There is no mention of illegal immigration on his campaign website for lieutenant governor. He said that’s because jobs and the economy are at the top of his priority list.
One of the other issues in the campaign has been privately verses publicly finance candidates.
Wilson-Foley has decided to self-fund her campaign in addition to raising contributions privately. Boughton and Fedele teamed up to participate in the public finance system, which means their campaign collectively received $2.5 million. As a joint campaign, all the money is funneled through Fedele’s treasurer giving Boughton little control over the purse strings.
“I’ll have the resources I need to be able to be up on TV to be able to do everything we need to do to run an all out campaign,“ Boughton said. “I had about five weeks to raise $75,000, which would have been impossible without some kind of running head start…I don’t have wealthy friends, I don’t belong to a country club, I don’t travel in those kinds of circles.”

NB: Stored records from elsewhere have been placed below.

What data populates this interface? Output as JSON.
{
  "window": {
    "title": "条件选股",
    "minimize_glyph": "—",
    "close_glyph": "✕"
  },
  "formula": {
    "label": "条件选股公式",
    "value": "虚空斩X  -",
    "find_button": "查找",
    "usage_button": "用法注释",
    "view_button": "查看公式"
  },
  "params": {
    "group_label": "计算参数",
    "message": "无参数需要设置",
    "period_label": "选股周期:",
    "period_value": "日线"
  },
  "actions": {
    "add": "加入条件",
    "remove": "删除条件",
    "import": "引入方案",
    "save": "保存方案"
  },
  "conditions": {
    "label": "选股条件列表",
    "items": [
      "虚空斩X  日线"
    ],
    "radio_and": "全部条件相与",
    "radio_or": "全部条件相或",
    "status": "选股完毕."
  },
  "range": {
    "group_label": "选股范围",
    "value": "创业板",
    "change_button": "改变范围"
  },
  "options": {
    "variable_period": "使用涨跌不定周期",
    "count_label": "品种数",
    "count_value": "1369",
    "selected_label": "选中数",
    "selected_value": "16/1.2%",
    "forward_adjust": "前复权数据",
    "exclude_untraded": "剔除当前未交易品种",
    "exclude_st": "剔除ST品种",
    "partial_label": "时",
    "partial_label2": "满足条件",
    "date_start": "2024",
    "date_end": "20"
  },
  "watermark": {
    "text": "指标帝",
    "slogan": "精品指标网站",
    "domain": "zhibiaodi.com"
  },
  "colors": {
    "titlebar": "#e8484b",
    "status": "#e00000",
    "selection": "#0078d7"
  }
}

He said the program gave him more time to connect with voters because he didn’t have to be on the phone dialing for dollars.
But his Republican colleagues have criticized his running mate for participating in the system, which is funded through unclaimed property receipts. They argue that money should be used to help reduce the deficit.
Asked what will happen if he’s paired by voters with Tom Foley, the Republican frontrunner, “then I run with Tom Foley,” Boughton said.
“The night of Aug. 10 regardless of who the nominee is, we’ll work together as a team to make sure a Republican is sitting in the governor’s office,” Boughton said.